Heute Nachmittag muss ich noch die Lektüre des Jiddischen Lesekreises vorbereiten. Das Niveau ist hoch, das Dozentenpaar und die anderen Teilnehmer sind mir freundlich und zunächst skeptisch begegnet. Die Skepsis gegenüber dem deutschen Jiddisch-Schüler war aber schnell überwunden. Hier und anderswo schloss die Bereitschaft zu hören und zu lernen Menschen für mich auf.

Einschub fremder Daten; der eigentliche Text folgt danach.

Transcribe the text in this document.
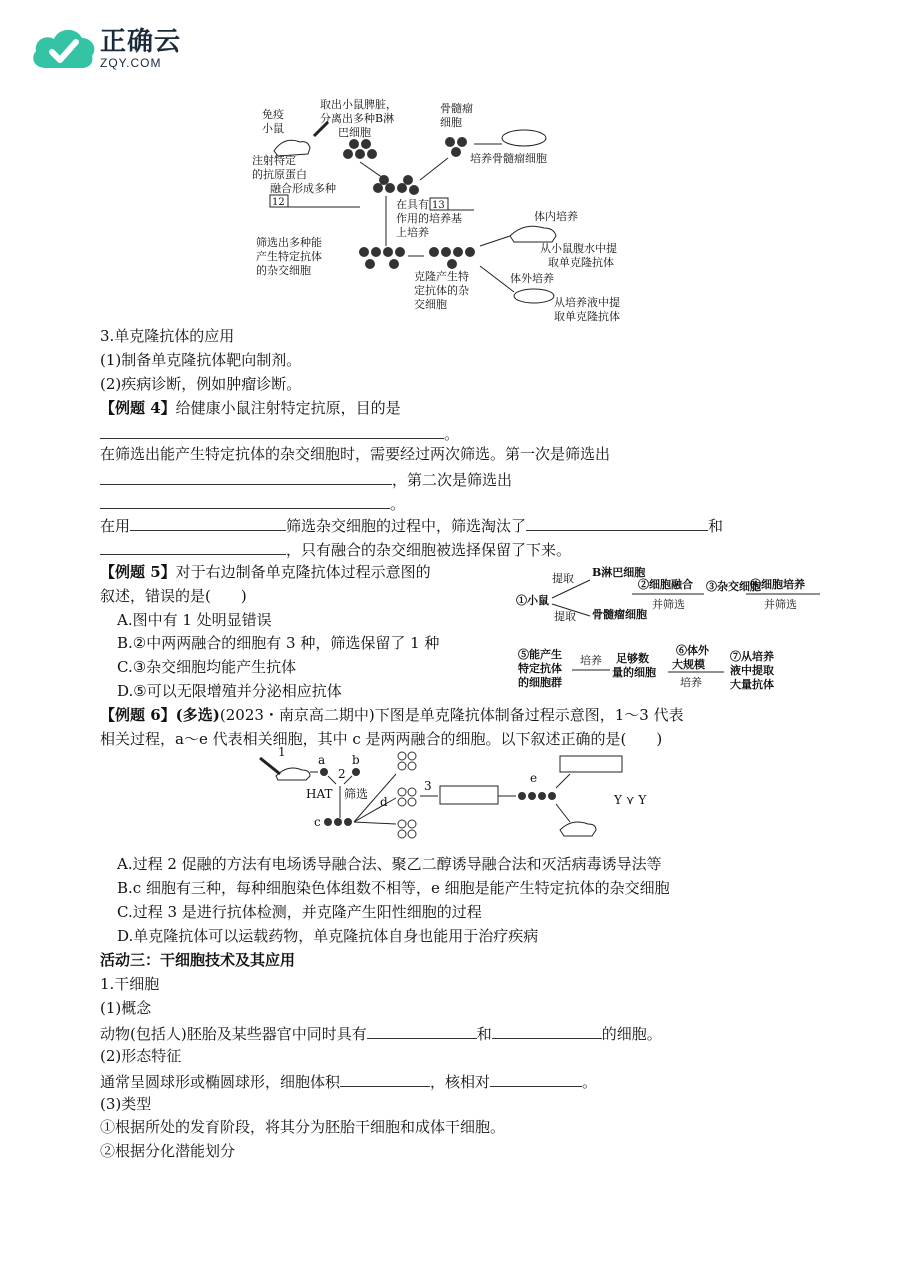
正确云
ZQY.COM
免疫
小鼠
注射特定
的抗原蛋白
取出小鼠脾脏，
分离出多种B淋
巴细胞
骨髓瘤
细胞
培养骨髓瘤细胞
融合形成多种
12	在具有 13
作用的培养基
上培养
筛选出多种能
产生特定抗体
的杂交细胞	克隆产生特
定抗体的杂
交细胞
体内培养
从小鼠腹水中提
取单克隆抗体
体外培养
从培养液中提
取单克隆抗体
3.单克隆抗体的应用
(1)制备单克隆抗体靶向制剂。
(2)疾病诊断，例如肿瘤诊断。
【例题 4】给健康小鼠注射特定抗原，目的是
。
在筛选出能产生特定抗体的杂交细胞时，需要经过两次筛选。第一次是筛选出
，第二次是筛选出
。
在用	筛选杂交细胞的过程中，筛选淘汰了	和
，只有融合的杂交细胞被选择保留了下来。
【例题 5】对于右边制备单克隆抗体过程示意图的
叙述，错误的是(　　)
A.图中有 1 处明显错误
B.②中两两融合的细胞有 3 种，筛选保留了 1 种
C.③杂交细胞均能产生抗体
D.⑤可以无限增殖并分泌相应抗体
①小鼠
提取
提取
B淋巴细胞
骨髓瘤细胞
②细胞融合
并筛选
③杂交细胞
④细胞培养
并筛选
⑤能产生
特定抗体
的细胞群
培养 足够数
量的细胞
⑥体外
大规模
培养
⑦从培养
液中提取
大量抗体
【例题 6】(多选)(2023・南京高二期中)下图是单克隆抗体制备过程示意图，1～3 代表
相关过程，a～e 代表相关细胞，其中 c 是两两融合的细胞。以下叙述正确的是(　　)
1
a
2
b
HAT 筛选
c
d
3
e
Y ⋎ Y
A.过程 2 促融的方法有电场诱导融合法、聚乙二醇诱导融合法和灭活病毒诱导法等
B.c 细胞有三种，每种细胞染色体组数不相等，e 细胞是能产生特定抗体的杂交细胞
C.过程 3 是进行抗体检测，并克隆产生阳性细胞的过程
D.单克隆抗体可以运载药物，单克隆抗体自身也能用于治疗疾病
活动三：干细胞技术及其应用
1.干细胞
(1)概念
动物(包括人)胚胎及某些器官中同时具有	和	的细胞。
(2)形态特征
通常呈圆球形或椭圆球形，细胞体积	，核相对	。
(3)类型
①根据所处的发育阶段，将其分为胚胎干细胞和成体干细胞。
②根据分化潜能划分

Das war so bei den meisten Begegnungen. Sie ziehen vor meinem inneren Auge vorbei, wie die immer neuen Ansichten in dem Kaleidoskop, das ich am Freitag auf dem Kunsthandwerkermarkt gekauft habe. Bei jeder Drehung des Handgelenks setzen sich die Glasscherben mit einem leisen “Klack” neu zusammen:
Klack: Die Freitagabendgottesdienste in der Synagoge im Bunker, wo die Gemeinde so herzergreifend singt: nach dem Empfang des Sabbats werden die Stühle zur Seite geräumt und alle tanzen vor Sabbat-Freude “Let’s go!”… Hier sprach einen Kollegen aus Westfalen und mich beim Konzert zum Unabhängigkeitstagein alter Mann an. Zum ersten Mal seit dem Holocaust sprach er wieder deutsch und ehrte uns mit dieser Anrede …
Klack: Das Midrasch-Seminar zusammen mit den Studierenden: ein Halbvers aus der Kain- und – Abel – Geschichte, mehrere Abende lang. Und das wirklich spannend!
Klack: Die Exkursionen: wissenschaftlich geführt durch die biblischen Zeiten. Den Prozessionsschritt spüren auf den gleichen Stufen, mit dem die Israeliten zum Tempel aufstiegen. Am alten Jahwe-Altar in Arad stehen… Klack…Klack…Klack.
Klack: Die kleine, energische Rabbinerin, die immer auf die Zehenspitzen steigen musste, wenn sie etwas besonders betonen wollte. Ihre Auslegung des Buches Rut war so erfrischend neu. Sie stand oft auf den Zehenspitzen… Die Freundlichkeit in der Diskussion mit den amerikanischen Ehepaaren bei dem Lektürekurs eines mittelalterlichen jüdischen Bibelkommentators. Die Entdeckung: beim Toralernen kommt es nicht auf die richtigen Antworten, sondern auf das kluge Fragen an.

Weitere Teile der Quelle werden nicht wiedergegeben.